The most valuable safety precaution is almost universally adopted by news agencies: foreign correspondents volunteer for potentially lethal assignments. “A lot of journalists weigh the dangers of accepting an assignment,” says Struck, “and legitimately decide the danger is not worth the story. Quite frankly, no story is worth being killed for.”

“Anytime we go to conflict zones,” adds Walmsley, “we do it with a great degree of caution.”

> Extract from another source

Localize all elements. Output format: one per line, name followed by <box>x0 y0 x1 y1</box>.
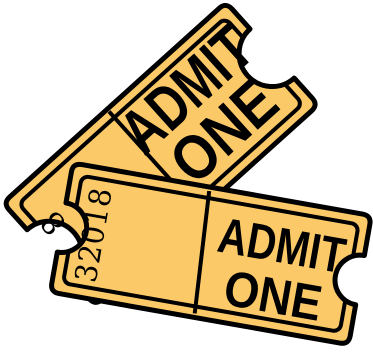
front-ticket: 32018 ADMIT ONE <box>50 163 371 345</box>
tickets-illustration: 8 ADMIT ONE 32018 ADMIT ONE <box>0 0 373 362</box>
tickets-svg: 8 ADMIT ONE 32018 ADMIT ONE <box>0 0 373 362</box>
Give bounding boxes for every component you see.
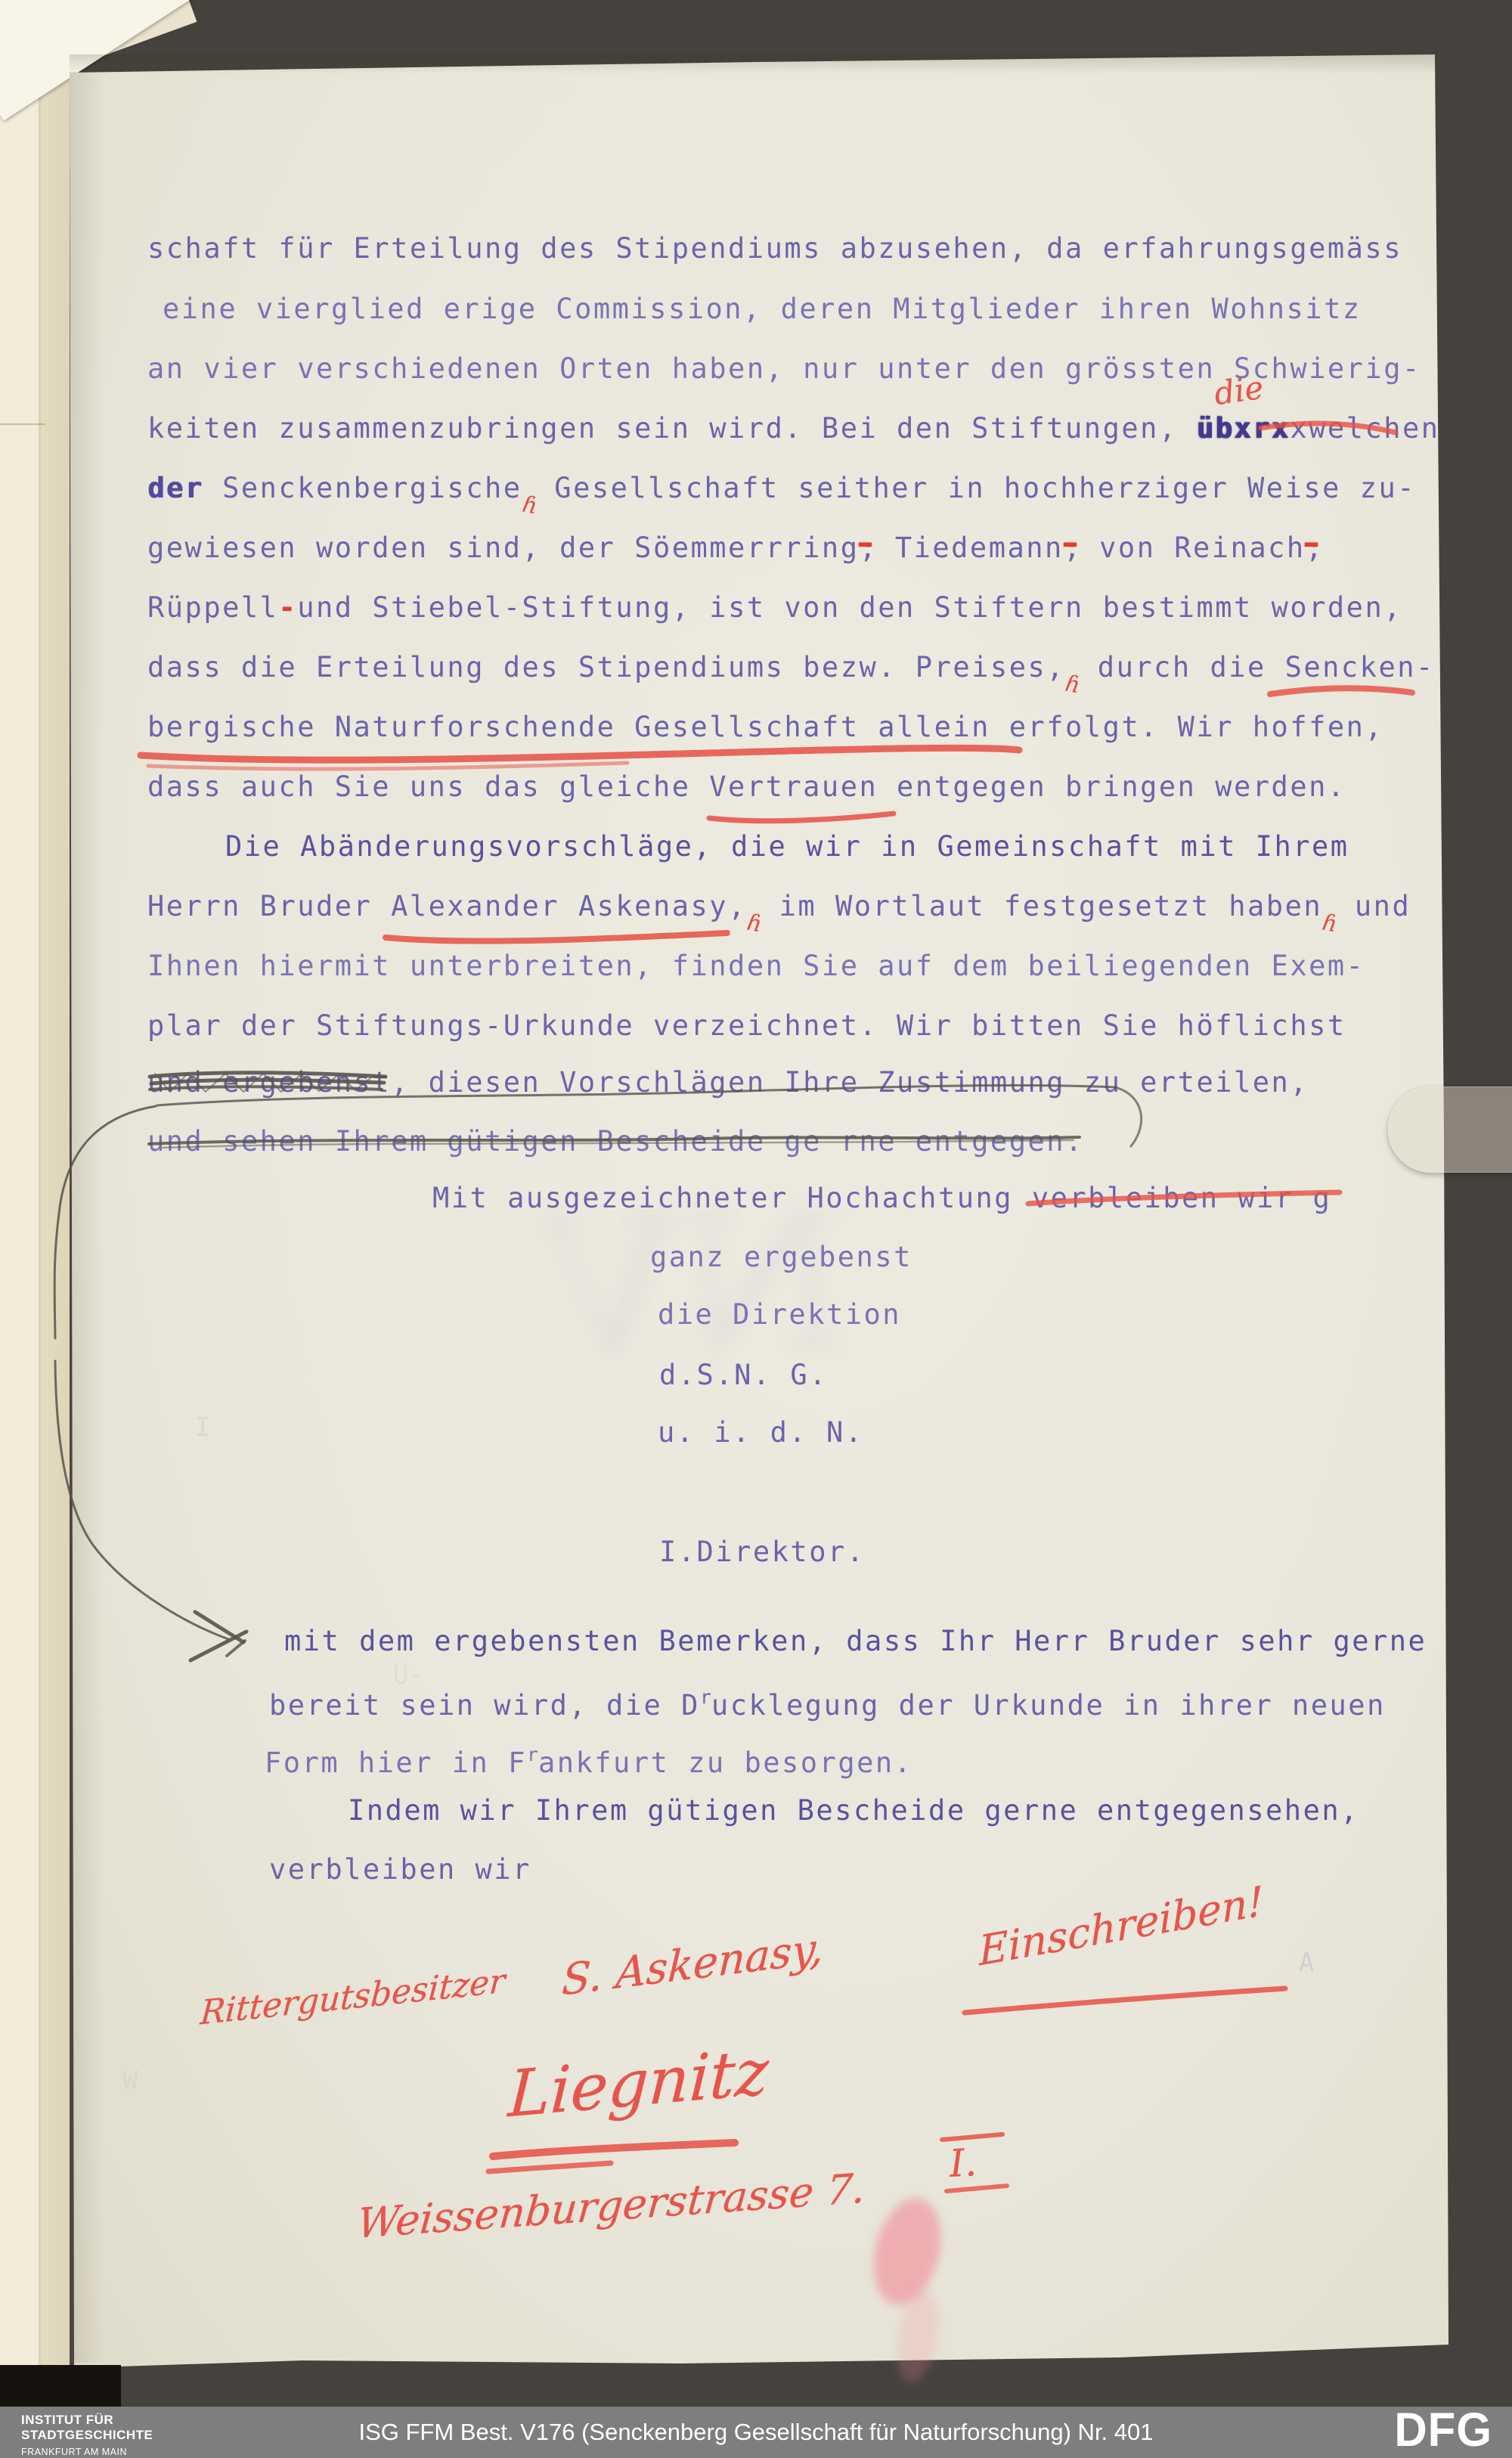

Safety organizations respond to the increase in deaths of journalists in any way possible. The CPJ says it protects journalists by publicly revealing abuses against the press, and by acting on behalf of imprisoned and threatened journalists in order to warn others where attacks are occurring. When news correspondents do get into trouble, it can intervene by notifying news organizations, government officials and human rights groups. Journalists in dire situations can also appeal to the CPJ Journalist Assistance Program, which is “intended to aid journalists who have been physically assaulted and need medical attention; those who need to go into hiding or exile to escape threats; and those in prison who have specific, material needs.”

Few Canadian news organizations have their own foreign news departments, and as such aren’t quite as concerned with the alarming trend. Organizations that do, such as CBC, haven’t yet lost staff to hostile environments.

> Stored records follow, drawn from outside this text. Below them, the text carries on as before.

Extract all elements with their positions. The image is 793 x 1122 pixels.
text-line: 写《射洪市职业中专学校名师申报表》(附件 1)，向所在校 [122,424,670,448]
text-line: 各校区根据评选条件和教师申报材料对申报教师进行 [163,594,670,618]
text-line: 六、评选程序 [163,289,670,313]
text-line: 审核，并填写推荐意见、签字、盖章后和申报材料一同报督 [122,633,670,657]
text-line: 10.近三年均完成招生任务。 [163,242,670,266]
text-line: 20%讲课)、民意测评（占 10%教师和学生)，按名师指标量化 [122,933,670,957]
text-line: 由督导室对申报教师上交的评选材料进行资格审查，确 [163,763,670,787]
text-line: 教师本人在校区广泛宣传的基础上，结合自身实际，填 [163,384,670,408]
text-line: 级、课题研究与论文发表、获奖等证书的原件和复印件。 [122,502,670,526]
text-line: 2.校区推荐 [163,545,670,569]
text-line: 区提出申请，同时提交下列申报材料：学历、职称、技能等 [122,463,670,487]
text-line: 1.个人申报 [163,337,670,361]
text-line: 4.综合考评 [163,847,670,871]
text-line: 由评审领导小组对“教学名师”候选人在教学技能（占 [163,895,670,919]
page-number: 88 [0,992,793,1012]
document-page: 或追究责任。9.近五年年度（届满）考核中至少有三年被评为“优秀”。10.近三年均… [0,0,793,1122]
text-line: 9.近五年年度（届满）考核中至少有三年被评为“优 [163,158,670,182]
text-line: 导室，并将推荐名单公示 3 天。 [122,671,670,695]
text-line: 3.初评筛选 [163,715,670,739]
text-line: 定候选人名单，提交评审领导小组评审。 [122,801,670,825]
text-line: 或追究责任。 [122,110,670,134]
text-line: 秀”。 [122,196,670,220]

However, the increase in violence toward journalists cannot be ignored. Precautions are being taken, but as the last two years have shown, being careful only goes so far. “The challenges are ones we’ll continually face,” says Walmsley. “They’re not going to go away.”

The seven recent deaths not only prove Walmsley’s point, they also paint a grim forecast. “Hopefully, we don’t pay the same price this year,” he says, “but we may.”